The only deficit I can think of currently is that the documentation is much longer than the actual code, which is, well, almost trivial. Does this module have any right to exist? Would someone else than myself find uses for it? Should this be shoehorned to the Hash::Case framework?

Download the module as a CPAN-esque package.

Thank you for your patience.

Replies are listed 'Best First'.
Re: RFC: Hash::CamelCase
by diotalevi (Canon) on Mar 01, 2007 at 15:32 UTC

    It's laudatory that you want to have only one style in your code but the two reasonable choice you've got are having everything be camel case because that's your data or just accepting that your perl isn't and the data is. Tacking on magic to make them the same... I think it is adding complexity for negative returns.

    ⠤⠤ ⠙⠊⠕⠞⠁⠇⠑⠧⠊

Re: RFC: Hash::CamelCase
by GrandFather (Sage) on Mar 01, 2007 at 20:14 UTC

    What happens if you have CamelCase and camel_case tags in the same document?

    print _internalize('camel_case'), " ", _internalize ('CamelCase');


    camel_case camel_case

    DWIM is Perl's answer to Gödel

      I think you already answered the question.

      Yes, that is problematic, but also expected: isn't this what the module expressly promises to do? Consider the two equivalent? From that point of view, there is no problem. The module works!

      The XML 1.1 specification seems to allow element and attribute names in almost any form imaginable (curiously, also Unicode 3.0 characters), but I don't intend to use this module in arbitrary XML documents. The schema of the document(s) that I intend to process define lowerCamelCase element and attribute names, and I simply want to work around having to call _internalize (or a similar method) on all key names manually. In some sense this is laziness.

      print "Just Another Perl Adept\n";

Re: RFC: Hash::CamelCase
by Jenda (Abbot) on Mar 02, 2007 at 14:37 UTC

    I don't think I'd use the module. In my opinion it adds too much overhead with too small gain.

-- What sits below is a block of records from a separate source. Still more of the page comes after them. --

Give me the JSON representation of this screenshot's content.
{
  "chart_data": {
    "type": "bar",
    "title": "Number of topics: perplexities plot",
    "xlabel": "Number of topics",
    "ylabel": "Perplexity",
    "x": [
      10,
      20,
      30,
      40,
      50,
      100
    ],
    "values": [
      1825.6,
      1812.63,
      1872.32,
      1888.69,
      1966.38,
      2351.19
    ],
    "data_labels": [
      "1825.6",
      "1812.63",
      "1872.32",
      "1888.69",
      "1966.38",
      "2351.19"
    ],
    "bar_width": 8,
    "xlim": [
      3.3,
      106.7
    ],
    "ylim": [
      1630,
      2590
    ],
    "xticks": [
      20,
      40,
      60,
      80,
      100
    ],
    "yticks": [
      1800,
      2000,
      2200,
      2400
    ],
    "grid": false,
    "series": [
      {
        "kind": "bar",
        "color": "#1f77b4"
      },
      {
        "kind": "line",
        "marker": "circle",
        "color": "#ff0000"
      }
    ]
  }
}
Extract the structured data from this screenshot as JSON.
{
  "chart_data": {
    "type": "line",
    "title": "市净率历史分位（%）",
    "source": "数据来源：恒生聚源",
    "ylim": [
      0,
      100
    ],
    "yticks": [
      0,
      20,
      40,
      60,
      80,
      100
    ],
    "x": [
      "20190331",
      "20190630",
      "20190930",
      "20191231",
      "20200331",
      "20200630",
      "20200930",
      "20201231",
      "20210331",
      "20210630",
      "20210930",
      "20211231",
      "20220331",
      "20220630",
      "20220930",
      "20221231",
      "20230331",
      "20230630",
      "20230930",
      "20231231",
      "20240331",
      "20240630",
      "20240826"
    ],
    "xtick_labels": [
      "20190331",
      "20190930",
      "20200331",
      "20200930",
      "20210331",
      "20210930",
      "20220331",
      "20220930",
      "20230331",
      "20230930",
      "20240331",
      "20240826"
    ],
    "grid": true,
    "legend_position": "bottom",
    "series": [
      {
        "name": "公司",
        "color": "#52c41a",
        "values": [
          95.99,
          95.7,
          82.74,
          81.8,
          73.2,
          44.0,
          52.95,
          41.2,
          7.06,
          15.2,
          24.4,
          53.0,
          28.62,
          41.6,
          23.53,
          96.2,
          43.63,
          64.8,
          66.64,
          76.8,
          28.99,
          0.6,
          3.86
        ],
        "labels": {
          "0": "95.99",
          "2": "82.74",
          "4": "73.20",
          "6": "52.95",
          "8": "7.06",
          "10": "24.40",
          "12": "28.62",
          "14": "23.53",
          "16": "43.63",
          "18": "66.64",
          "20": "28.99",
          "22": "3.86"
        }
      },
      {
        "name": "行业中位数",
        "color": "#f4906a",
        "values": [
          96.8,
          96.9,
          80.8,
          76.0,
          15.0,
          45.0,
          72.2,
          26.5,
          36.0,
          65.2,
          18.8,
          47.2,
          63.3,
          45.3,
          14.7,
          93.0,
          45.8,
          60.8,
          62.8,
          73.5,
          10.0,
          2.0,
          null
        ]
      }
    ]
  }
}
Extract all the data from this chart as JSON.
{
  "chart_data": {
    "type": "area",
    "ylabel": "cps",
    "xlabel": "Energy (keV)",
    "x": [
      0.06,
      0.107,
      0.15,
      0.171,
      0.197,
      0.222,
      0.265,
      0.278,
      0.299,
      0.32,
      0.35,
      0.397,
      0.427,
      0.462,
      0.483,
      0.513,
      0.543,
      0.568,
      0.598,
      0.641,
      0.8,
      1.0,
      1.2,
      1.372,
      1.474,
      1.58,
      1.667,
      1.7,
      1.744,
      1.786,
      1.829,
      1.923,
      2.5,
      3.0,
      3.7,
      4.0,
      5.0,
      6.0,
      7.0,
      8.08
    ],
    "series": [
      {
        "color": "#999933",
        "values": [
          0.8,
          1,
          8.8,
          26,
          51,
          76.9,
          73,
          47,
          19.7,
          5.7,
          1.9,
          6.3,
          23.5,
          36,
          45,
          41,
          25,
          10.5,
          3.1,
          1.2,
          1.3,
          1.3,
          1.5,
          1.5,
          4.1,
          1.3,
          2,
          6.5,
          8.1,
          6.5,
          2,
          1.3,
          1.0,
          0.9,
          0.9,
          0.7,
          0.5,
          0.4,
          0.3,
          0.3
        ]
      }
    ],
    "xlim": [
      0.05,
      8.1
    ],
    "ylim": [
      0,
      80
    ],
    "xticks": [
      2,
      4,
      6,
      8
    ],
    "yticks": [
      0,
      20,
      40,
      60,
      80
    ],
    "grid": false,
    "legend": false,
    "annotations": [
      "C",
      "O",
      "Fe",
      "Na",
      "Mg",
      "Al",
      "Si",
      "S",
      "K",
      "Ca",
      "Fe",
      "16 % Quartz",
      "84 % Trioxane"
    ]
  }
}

    I'm working on a program that reads in XML files, and while at it, I need to save XML elements and their values in a Perl hash. The elements in the hash are not simply DOM trees, but attempt to be a bit more usable.

    How do you do it? This looks like a perfect case for XML::Rules.

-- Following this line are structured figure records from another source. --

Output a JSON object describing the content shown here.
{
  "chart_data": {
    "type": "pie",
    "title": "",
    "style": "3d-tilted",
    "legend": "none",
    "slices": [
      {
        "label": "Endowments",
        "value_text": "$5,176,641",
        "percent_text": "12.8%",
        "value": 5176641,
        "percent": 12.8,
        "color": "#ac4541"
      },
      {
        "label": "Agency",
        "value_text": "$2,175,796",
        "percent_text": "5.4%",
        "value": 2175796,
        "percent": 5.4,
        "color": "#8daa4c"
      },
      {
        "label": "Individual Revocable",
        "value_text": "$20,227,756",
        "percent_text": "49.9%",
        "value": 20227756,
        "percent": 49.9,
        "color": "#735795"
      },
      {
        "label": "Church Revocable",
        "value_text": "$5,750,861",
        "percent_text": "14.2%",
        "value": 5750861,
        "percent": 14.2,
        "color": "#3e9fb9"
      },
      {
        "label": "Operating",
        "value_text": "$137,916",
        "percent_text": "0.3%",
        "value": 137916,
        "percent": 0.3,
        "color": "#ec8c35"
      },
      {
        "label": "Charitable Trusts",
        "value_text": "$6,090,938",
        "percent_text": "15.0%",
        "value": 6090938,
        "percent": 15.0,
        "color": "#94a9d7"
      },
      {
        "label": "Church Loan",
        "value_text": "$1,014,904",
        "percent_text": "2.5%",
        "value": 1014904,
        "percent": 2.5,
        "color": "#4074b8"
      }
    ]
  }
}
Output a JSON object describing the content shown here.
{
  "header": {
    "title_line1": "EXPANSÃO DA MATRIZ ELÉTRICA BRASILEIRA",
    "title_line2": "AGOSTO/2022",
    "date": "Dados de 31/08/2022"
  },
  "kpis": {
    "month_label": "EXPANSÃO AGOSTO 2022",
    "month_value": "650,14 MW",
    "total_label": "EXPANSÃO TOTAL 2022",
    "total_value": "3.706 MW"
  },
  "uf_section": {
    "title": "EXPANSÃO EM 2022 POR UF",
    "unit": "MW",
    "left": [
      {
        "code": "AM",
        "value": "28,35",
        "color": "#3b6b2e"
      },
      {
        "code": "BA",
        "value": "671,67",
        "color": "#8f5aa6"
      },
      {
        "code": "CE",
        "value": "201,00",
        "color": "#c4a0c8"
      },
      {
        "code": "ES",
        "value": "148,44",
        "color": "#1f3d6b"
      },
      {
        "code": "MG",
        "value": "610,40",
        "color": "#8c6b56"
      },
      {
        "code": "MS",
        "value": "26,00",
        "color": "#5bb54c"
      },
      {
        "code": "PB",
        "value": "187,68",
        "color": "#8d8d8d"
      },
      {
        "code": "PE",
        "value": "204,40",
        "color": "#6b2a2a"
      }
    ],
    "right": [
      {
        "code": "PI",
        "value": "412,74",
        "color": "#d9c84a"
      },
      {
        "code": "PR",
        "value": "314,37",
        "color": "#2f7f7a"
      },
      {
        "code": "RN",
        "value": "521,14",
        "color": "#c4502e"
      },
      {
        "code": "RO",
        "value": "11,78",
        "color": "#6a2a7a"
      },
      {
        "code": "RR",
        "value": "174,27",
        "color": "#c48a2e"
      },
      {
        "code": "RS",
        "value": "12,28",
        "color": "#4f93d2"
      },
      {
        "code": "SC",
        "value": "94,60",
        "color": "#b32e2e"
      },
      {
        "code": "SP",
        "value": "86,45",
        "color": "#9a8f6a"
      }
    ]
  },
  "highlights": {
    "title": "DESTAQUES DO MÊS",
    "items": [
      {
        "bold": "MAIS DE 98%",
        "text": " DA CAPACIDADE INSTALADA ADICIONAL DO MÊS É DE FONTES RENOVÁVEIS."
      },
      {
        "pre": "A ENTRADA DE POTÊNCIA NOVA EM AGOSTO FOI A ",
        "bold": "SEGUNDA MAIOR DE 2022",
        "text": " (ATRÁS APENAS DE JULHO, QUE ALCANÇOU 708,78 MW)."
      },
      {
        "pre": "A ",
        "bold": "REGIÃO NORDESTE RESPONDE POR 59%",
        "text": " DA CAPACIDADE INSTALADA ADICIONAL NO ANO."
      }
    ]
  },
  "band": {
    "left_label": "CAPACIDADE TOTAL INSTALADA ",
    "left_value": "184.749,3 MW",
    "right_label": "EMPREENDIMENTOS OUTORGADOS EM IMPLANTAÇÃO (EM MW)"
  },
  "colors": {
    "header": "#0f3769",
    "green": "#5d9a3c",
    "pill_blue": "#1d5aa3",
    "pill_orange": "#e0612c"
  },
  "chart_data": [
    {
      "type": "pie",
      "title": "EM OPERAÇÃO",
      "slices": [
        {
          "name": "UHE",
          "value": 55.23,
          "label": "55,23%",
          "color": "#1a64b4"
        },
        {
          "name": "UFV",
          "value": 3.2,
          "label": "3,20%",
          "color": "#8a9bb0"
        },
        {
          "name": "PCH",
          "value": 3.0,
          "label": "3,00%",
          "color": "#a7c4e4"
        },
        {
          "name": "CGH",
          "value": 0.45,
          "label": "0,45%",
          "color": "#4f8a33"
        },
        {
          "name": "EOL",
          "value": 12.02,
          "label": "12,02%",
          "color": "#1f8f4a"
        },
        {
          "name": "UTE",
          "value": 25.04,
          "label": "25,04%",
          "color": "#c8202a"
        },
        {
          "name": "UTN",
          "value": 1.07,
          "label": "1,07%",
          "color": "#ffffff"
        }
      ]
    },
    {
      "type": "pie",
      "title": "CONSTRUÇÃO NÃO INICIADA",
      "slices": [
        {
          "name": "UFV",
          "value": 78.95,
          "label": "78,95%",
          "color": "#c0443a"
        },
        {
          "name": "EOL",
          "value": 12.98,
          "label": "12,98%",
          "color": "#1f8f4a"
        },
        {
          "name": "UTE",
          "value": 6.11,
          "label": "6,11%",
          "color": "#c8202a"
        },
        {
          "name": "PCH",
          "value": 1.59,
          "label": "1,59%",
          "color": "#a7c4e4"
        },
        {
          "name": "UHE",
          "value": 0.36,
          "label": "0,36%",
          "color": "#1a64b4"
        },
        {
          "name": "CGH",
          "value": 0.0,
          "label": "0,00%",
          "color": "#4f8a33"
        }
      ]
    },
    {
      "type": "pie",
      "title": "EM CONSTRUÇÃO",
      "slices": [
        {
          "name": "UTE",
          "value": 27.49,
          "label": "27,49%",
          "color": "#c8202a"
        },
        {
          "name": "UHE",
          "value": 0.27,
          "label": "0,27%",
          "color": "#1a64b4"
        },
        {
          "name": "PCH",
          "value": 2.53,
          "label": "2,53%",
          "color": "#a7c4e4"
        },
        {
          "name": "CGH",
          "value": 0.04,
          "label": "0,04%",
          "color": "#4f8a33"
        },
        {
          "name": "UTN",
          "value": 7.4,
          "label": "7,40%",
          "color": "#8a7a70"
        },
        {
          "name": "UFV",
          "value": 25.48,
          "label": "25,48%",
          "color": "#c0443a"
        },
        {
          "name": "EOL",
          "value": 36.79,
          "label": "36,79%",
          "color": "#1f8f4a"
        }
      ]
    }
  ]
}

      I didn't notice XML::Rules last time I browsed CPAN. Thanks for the tip. I'm currently using XML::Twig, for two reasons.

      • The files I have do not fit into main memory. (Well, they would, if I bought another gigabyte of RAM.) XML::Twig is able to parse the file one part at a time, without loading it all in at once.
      • I like the concept of twigs much more than SAX.

      Another gain is that (as with SAX?) I can store the absolute byte position of where certain elements start and where they end, by defining a start_twig_handler and calling current_byte, which is defined in XML::Parser::Expat. I am using this to load big data chunks from the file on-demand. The data chunks are the real culprits in why I can't read in the whole file at once. Storing hundreds of megabytes of base64 encoded binary data in an XML file is not my idea, though... But I have to live with it.

      Anyway, this is going too much on a tangent. I'm beginning to think Hash::CamelCase is pretty useless. Maybe I should move the module to the Acme namespace.